ONE PROBLEM - FIRST ANSWER
Ecosystem meltdown - use Nature's Names
" . . . in my lifetime we have damaged [the Natural World] more severely than in the whole of the rest of Human history. "
David ATTENBOROUGH, Video, 2012.
" . . . the reality is that descriptive scientists [taxonomists] have all but disappeared, and that's not good for the environment or us."
David SUZUKI & D.R. Taylor 2009 The Big Picture: reflections on science, humanity and a quickly changing planet.
"If the news [WWF Report] that in the past 40 years the world has lost over 50% its vertebrate wildlife (mammals, birds, reptiles, amphibians and fish) fails to tell us that there is something wrong . . .
George MONBIOT, The Guardian, Oct, 2014. http://www.monbiot.com/2014/10/02/the-kink-in-the-human-brain/
" . . . the entire structure of the scientific enterprise depends on communication."
Steve JONES, in Pheno. October 2013 (Newsletter of the Alan Wilson Centre (AWC) for molecular biology and evolution) [molecular "ecology"]
"I think the biggest challenge of our times is ecocide. ... A country like New Zealand has a phenomenal authority to speak on ecological matters ... a moral authority to follow an eco-philosophy." ... "I believe that whatever faith or country you are born in, you are first an ecological creature and have a responsibility to protect your environment. It's important that we live out our role as an ecological being."
Gopalkrishna GANDHI, on a NZ visit, 22 Nov, 2012. http://www.nzherald.co.nz/nz/news/article.cfm?c_id=1&objectid=10849212
"Revitalizing* taxonomy is the greatest scientific challenge of our time. Knowledge of our world's species can help us and all future generations expand our understanding of the living world and solve environmental and human welfare challenges. Revitalizing taxonomy is the noblest contribution that our generation can make to humankind. No future generation will ever have access to the number and diversity of species that we have. For comparatively modest costs we can provide a legacy of specimens, data, information and knowledge that will inspire and inform all humans that follow us."

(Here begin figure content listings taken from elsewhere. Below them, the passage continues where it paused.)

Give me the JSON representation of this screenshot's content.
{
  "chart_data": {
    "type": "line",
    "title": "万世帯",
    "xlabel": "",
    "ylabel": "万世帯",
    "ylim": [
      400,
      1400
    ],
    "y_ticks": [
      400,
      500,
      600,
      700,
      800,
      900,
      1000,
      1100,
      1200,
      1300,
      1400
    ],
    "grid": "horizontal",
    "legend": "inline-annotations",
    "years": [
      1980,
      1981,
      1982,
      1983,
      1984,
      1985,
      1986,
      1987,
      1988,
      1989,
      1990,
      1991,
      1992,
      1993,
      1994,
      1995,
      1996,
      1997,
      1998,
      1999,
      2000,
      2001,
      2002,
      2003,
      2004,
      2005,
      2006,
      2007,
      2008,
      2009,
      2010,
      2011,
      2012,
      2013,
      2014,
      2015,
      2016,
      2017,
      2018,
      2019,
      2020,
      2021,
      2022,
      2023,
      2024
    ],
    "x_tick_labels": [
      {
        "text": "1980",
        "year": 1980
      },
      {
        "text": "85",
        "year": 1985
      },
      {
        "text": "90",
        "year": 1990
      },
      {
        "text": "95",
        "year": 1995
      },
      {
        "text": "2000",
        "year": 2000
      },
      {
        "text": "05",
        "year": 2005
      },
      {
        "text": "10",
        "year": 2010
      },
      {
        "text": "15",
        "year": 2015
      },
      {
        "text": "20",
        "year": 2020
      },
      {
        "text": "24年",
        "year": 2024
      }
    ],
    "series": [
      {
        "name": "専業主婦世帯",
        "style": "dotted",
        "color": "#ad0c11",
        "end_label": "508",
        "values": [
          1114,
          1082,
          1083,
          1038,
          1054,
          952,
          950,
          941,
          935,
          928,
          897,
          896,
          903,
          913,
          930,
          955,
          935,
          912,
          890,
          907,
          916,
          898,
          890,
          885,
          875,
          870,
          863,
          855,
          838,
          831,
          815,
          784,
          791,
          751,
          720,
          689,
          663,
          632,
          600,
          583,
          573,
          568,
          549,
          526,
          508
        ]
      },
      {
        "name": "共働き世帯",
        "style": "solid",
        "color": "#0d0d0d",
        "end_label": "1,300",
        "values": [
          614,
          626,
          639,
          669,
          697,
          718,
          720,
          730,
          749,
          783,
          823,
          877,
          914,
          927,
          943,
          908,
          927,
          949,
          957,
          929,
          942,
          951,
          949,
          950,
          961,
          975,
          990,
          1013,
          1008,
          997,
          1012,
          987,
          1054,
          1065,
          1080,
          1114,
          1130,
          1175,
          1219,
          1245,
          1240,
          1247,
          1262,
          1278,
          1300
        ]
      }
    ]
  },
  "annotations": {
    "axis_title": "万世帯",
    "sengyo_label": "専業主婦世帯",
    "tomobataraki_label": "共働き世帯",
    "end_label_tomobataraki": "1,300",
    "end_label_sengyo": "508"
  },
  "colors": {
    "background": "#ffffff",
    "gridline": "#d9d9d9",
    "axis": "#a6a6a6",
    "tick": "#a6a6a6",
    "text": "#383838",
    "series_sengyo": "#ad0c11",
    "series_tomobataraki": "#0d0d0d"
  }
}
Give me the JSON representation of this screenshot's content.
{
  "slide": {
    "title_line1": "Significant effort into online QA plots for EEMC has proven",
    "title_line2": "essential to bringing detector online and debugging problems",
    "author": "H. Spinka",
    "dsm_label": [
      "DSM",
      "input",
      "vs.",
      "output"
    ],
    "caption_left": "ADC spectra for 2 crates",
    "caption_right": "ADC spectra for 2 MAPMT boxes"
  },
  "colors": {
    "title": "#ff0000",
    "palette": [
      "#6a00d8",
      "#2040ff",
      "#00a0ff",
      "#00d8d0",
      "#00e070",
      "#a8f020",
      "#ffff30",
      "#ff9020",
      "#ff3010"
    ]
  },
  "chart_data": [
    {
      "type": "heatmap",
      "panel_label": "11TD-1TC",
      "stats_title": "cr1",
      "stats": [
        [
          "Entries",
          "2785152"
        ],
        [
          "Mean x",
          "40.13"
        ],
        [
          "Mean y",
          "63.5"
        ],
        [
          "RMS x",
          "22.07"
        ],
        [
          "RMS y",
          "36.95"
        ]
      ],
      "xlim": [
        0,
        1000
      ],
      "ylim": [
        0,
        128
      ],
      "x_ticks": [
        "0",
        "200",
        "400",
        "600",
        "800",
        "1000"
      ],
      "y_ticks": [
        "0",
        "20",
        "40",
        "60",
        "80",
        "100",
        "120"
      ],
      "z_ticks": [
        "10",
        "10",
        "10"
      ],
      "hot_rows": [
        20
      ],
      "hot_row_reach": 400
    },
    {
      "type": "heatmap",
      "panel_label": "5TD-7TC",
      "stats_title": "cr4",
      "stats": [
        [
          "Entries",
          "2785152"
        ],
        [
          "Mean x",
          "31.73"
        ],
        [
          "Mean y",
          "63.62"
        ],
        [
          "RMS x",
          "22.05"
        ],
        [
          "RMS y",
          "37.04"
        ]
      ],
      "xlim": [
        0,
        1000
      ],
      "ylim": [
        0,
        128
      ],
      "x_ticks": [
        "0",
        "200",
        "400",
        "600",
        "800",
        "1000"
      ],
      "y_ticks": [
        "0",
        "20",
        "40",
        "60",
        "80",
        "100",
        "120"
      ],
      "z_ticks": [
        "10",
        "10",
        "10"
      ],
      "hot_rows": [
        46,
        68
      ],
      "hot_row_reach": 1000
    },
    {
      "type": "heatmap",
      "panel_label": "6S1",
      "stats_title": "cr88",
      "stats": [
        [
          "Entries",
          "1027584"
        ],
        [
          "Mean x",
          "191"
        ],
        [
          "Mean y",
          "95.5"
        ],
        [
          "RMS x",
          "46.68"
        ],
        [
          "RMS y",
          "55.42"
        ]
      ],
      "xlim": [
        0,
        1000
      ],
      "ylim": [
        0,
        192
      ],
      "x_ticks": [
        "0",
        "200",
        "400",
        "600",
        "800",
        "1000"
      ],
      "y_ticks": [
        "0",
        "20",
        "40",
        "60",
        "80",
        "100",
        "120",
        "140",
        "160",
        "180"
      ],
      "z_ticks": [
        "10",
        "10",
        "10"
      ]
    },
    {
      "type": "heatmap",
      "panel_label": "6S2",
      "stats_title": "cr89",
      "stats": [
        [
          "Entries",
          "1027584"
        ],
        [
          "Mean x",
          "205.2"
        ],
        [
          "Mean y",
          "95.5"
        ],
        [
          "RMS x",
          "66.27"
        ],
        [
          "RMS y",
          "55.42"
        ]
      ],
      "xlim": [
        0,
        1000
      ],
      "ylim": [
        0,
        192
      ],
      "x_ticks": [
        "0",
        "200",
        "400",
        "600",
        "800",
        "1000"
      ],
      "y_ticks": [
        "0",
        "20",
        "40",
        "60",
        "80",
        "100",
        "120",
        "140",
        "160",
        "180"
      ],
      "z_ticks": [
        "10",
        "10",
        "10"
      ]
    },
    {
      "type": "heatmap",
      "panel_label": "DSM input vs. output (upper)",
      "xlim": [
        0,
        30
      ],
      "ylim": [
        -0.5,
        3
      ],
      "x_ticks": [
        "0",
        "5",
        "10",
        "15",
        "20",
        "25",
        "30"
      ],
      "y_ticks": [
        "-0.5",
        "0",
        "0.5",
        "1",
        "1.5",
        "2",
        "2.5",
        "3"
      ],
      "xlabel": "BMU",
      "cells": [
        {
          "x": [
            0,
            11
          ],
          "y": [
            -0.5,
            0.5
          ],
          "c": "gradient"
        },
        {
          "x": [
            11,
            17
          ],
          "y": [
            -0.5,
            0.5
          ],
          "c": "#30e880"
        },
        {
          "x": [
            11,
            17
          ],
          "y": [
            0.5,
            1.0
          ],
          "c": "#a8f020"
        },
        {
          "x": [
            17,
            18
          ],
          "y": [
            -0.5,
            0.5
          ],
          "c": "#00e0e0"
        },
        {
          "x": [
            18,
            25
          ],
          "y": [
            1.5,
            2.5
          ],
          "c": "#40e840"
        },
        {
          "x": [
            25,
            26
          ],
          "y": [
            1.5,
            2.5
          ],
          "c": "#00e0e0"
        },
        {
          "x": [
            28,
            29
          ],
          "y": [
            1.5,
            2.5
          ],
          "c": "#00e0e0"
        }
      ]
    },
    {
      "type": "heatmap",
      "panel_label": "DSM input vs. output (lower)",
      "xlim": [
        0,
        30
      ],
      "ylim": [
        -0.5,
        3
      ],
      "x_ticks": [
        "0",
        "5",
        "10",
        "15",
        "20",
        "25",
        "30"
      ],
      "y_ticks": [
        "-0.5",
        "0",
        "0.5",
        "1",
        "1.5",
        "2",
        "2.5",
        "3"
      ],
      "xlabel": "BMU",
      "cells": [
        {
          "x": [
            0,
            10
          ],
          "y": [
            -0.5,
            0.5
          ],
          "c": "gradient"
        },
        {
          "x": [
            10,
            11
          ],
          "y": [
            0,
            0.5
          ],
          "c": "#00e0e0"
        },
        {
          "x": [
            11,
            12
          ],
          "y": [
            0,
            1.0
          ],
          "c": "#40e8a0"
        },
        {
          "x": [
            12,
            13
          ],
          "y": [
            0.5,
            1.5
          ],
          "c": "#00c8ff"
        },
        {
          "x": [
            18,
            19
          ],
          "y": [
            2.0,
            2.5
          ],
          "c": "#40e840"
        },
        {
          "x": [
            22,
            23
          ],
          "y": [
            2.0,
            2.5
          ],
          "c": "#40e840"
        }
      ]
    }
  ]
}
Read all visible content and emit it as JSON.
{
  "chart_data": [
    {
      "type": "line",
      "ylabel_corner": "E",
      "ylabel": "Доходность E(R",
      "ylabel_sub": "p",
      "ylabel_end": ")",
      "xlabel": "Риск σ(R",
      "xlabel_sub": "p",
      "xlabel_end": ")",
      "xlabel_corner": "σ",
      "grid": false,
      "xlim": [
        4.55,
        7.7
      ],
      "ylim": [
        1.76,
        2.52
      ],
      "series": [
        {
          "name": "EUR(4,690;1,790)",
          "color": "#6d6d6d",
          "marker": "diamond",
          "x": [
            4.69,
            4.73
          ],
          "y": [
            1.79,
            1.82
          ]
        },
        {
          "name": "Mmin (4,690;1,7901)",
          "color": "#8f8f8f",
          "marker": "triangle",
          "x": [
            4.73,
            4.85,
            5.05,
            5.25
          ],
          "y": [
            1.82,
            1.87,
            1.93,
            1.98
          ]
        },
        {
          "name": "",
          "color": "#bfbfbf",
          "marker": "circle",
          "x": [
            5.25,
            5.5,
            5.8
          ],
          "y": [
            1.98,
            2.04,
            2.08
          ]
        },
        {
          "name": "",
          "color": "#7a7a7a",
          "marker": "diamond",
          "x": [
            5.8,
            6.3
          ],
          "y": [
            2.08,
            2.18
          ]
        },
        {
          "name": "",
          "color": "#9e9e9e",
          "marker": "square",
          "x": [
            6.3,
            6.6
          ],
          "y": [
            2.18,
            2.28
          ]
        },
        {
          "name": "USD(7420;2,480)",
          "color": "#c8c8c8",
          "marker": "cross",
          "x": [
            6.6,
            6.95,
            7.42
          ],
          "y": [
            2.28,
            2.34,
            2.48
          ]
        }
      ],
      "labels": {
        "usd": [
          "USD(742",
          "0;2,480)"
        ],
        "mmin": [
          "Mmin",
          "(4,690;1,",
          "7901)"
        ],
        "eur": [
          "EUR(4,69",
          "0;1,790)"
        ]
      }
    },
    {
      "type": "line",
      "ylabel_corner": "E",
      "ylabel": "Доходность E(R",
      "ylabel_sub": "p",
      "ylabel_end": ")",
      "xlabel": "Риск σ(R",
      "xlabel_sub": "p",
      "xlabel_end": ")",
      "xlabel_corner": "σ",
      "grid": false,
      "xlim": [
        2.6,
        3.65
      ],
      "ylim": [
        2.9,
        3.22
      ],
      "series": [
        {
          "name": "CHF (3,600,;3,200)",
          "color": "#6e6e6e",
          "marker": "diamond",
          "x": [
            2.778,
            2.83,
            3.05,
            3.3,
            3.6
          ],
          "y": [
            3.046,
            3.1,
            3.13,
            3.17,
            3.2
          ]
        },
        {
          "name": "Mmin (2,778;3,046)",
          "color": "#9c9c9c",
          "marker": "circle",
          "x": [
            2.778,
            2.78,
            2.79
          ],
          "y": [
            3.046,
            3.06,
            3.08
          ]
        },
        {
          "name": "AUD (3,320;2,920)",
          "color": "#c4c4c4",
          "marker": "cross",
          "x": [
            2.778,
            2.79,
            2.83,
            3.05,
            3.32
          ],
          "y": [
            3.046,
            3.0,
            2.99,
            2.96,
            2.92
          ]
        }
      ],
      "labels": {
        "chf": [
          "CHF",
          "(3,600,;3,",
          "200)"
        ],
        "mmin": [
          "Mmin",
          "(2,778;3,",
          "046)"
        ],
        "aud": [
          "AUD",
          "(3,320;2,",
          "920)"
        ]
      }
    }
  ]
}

Quentin D. WHEELER (Editor & Contributor) 2004 Taxonomic triage and the poverty of phylogeny: 571-583 in: Taxonomy for the Twenty-first Century. Phil. Trans. R. Soc. London (Biology) (2004) 359: 559-739.
[* Wheeler's term "revitalizing" refers to the need to fix taxonomy following two decades of disruption from biotechnology, as well as huge advances, also from biotechnology.]
"The scientific classification of living things ... is only just getting started, ..." ... "... without leaving their desks, scientists need ... to look at and compare data from many sources at the same time ..." ... "...our records of plants and animals around the world are one of the triumphs of modern science. [np] But we can't make the most [use] of them because mostly they are not linked together, ..." ... " Kew has provided the backbone for monocot taxonomy: an initial agreed consensus classification and list of names [70,000 species]."
"Paul WILKIN, Royal Botanic Gardens, Kew 3 Oct. 2014. http://planetearth.nerc.ac.uk/features/story.aspx?id=1752
TAXONOMY: it's the essence of what we know about Life on Earth and how we can learn ever more about it. Probably no other area of science or of human endeavour can help us look so objectively into the past, so intimately at all of Life's bounty and wonders, and so constructively into a perilous future. Critically, taxonomy holds the keys to unlock the timeless wisdom of all Life to help humanity understand and relate to that Life and its future - if only we can honour our birthright and learn that we are either part of co-operative Nature, or nothing. Right now, the rampaging destruction of Nature can only be stopped and partially reversed by our species, and we must use the communications and co-ordinating power of a revitalised Linnean Taxonomy. Only with this and a functioning system of real-time observational and grass-roots data collection will big computers be able to help the environment.
Cedric WOODS. Underpinnings of the SKI-System, 1982-1994 and the BioLists System, 2004-2014.
Big computers will only be able to help define and manage our environmental problems if this taxonomy is quickly made functional and gets used widely in real-time, grass-roots data collection.